We also can find a function that remains invariant against full differentiation. It is not exponent with base $e$ though. To find it we solve the equation:
$$\frac{f(x+\varepsilon)-f(x)}{\varepsilon}=f(x)$$
The solution is a set of functions
$$C (\varepsilon +1)^{\frac{x}{\varepsilon }}$$
of which the most simple is
$$(\varepsilon +1)^{\frac{x}{\varepsilon }}$$
We can call it "full exponent" and re-define trigonometric and inverse trigonometric functions accordingly. For instance, full logarithm, sine and cosine become
$$\operatorname{flog}\,\,x=\frac{\varepsilon \ln(x)}{\ln(\varepsilon + 1)}$$
$$\operatorname{fsin}\,\,x=\frac{ (1+i\varepsilon)^{x/\varepsilon }-(1-i\varepsilon )^{x/\varepsilon }}{2i}$$
$$\operatorname{fcos}\,\,x=\frac{ (1+i\varepsilon)^{x/\varepsilon }+(1-i\varepsilon )^{x/\varepsilon }}{2}$$
etc (these full sine and full cosine satisfy the equation $f''=-f$ with full derivative).
The same expressions for differentiation occurs in time scale calculus with a scale parameter. I wonder whether anybody ever considered such operation of "full differentiation" either in the framework of non-standard analysis or time scales or otherwise and whether it has any established name?

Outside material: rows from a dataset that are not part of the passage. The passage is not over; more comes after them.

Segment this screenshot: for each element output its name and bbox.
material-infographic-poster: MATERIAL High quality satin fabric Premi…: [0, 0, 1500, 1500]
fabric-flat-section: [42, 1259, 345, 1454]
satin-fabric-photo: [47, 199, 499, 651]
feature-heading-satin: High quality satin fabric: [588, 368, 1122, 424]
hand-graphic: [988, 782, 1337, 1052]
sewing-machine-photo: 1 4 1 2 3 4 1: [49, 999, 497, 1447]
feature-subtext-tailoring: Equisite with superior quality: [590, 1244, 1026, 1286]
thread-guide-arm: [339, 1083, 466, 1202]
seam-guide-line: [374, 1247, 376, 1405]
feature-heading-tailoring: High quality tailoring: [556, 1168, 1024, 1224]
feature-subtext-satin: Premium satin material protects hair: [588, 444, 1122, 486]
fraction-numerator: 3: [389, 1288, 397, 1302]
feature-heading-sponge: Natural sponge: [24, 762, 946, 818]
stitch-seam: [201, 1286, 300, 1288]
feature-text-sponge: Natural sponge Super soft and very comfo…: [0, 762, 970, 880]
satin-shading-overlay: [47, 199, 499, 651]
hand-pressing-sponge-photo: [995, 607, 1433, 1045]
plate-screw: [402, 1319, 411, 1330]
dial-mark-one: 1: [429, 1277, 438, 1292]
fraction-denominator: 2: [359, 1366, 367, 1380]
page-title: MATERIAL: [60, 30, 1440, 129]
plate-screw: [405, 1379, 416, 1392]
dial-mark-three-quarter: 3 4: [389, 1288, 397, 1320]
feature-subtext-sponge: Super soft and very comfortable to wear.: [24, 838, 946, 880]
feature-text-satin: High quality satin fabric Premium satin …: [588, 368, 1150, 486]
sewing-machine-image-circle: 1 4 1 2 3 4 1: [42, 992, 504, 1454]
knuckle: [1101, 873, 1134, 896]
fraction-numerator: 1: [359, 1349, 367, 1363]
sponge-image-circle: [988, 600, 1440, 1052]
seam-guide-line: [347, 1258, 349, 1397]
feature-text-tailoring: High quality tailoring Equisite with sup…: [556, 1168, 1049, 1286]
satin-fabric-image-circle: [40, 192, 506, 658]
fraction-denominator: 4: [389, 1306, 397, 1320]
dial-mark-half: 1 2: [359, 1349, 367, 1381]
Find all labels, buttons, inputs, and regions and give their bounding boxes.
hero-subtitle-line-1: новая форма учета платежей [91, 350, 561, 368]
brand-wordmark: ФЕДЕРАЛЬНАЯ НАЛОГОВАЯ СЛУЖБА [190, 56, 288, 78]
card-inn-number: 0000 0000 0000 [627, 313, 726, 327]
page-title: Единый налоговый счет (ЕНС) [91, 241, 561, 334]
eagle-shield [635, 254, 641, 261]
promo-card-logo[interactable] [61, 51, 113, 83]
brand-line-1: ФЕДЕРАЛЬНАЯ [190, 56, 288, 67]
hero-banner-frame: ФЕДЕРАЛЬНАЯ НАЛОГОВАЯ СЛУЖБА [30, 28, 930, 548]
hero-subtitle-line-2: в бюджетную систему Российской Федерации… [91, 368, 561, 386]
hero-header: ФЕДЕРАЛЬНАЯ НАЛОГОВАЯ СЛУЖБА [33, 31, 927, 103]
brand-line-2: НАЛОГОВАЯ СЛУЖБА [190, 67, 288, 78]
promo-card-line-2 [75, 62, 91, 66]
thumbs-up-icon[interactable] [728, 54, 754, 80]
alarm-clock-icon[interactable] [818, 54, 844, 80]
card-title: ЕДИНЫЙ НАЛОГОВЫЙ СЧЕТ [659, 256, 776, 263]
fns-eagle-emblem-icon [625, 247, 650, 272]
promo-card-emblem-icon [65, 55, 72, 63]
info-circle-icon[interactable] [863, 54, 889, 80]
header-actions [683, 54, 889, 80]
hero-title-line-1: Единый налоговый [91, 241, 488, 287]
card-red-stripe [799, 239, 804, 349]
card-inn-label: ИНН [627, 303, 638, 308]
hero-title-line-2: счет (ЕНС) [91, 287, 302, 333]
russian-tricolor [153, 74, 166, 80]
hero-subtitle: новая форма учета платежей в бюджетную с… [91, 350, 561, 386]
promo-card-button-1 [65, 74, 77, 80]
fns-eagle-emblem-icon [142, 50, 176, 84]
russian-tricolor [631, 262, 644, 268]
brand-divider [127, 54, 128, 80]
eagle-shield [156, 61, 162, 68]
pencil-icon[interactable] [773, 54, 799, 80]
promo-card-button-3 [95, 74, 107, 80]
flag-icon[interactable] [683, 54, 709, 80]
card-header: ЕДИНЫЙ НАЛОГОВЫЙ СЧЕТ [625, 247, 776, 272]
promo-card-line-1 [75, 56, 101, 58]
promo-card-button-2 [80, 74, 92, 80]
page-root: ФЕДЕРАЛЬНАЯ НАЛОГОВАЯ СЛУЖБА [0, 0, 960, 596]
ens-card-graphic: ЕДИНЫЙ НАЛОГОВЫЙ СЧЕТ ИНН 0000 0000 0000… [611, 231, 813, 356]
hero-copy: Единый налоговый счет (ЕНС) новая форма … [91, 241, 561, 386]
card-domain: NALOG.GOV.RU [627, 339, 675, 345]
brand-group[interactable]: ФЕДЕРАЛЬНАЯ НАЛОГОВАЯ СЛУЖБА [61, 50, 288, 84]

Note that we can also in a similar way define its inverse operator, "full integral" that would be
$$\int_{full} f(x)dx=\varepsilon \lim_{t\to x/\varepsilon} \sum_t f(\varepsilon t)$$
where $\sum_t$ is indefinite sum.
Thus we get
$$\int_{full} a \,dx=ax$$
$$\int_{full} x \,dx=\frac{x^2}{2}-\frac{\varepsilon x}{2}$$
$$\int_{full} x^2 \,dx=\frac{x^3}{3}-\frac{\varepsilon x^2}{2}+\frac{\varepsilon ^2 x}{6}$$
$$\int_{full} a^x \,dx=\frac{\varepsilon a^x}{a^{\varepsilon }-1}$$
$$\int_{full} \sin x \,dx=-\frac{1}{2} \varepsilon \sin (x)-\frac{1}{2} \varepsilon \cot \left(\frac{\varepsilon }{2}\right) \cos (x)$$
etc.
Note also that we can define full derivative in a more symmetric way:
$$D_{sym}[f(x)]=\frac{f(x+\varepsilon)-f(x-\varepsilon)}{2\varepsilon}$$
With this definition some formulas become simplier:
$$D_{sym}[e^x]=\frac{e^x \sinh (\varepsilon )}{\varepsilon }$$
$$D_{sym}[\sin x]=\frac{\sin (\varepsilon ) \cos (x)}{\varepsilon }$$
$$D_{sym}[1/x]=\frac{1}{\varepsilon ^2-x^2}$$
The invariant function for this operation, playing the role of exponent will be
$$f(x)=\left(\sqrt{\varepsilon ^2+1}+\varepsilon \right)^{x/\varepsilon }$$
Solution 1:
As I understand it, this is just the same as h-calculus. The h-derivative is defined as,
$$ D_{h} = \dfrac{f(x+h) - f(x)}{h} $$
, where $h\ne 0$. [1] has a small chapter on it.
[1] Kac, V., & Cheung, P. (2002). Quantum calculus. Springer Science & Business Media.